3.2.4 Match query — Case 1

Consider the following query:

curl -XPOST localhost:9200/testindex-0203/testtype/_search -d '{
“query”: {
“match”: {
“text”: “name”
}
}
}'

This will give return the response with the indexed document as “name” token exists in the inverted index.

3.2.5 Match query — Case 2

curl -XPOST localhost:9200/testindex-0203/testtype/_search -d '{
“query”: {
“match”: {
“text”: “Name”
}
}
}'

Here, when we used the “term” query for the case 2, it yielded no response.

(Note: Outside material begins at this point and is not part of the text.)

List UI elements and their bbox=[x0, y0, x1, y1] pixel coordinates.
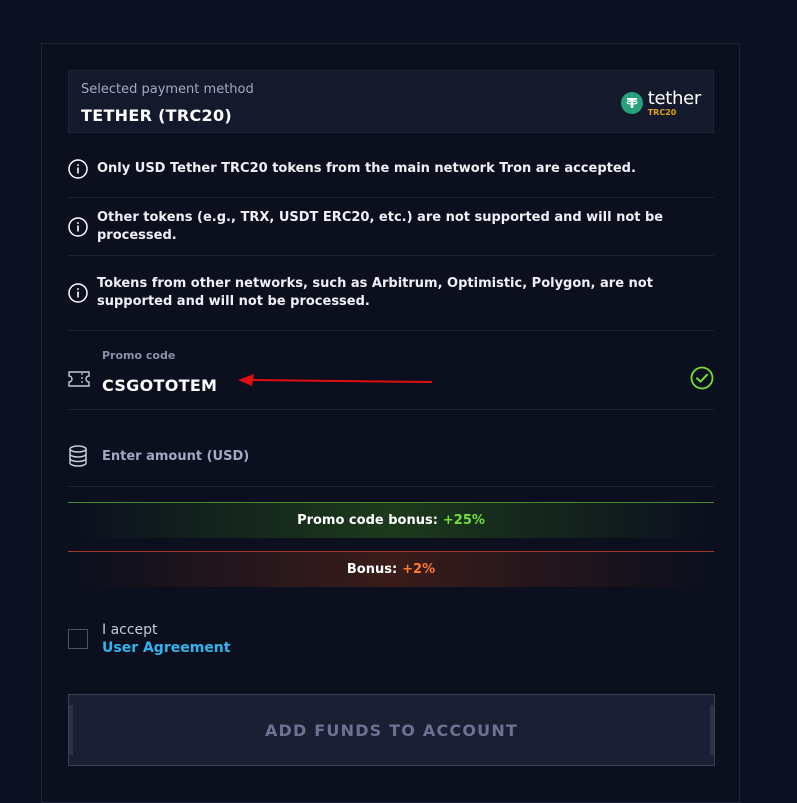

But for match query, whatever analysis was applied to the field that is queried (text) at the time of indexing, the exact same analysis would done on the search keyword (“Name”)also . This makes the search keyword to undergo the “standard analysis” and the search keyword “Name” is changed to “name” (due to lowercase token filter in standard analyzer). This new search keyword “name” exists in the inverted index and the response will have the corresponding document too.

3.2.6 Match query — Case 3

curl -XPOST localhost:9200/testindex-0203/testtype/_search -d '{
“query”: {
“match”: {
“text”: “My name”
}
}
}'

Here the search keyword given is “My name” which will transform in to the keywords “my” and “name” upon undergoing the standard analysis. Both of these keywords exists in the inverted index and hence return the document as the response.

So, depending on the query type, the search keywords are undergoing the analysis (same as that of the field which is queried up on) during the search time. This is called as search time analysis.

Conclusion

In this blog, I have introduced the very basic components of Analyzers and the types of analysis happening in Elasticsearch. In the next blog we wil see how to build our own custom analyzer for a very specific use case.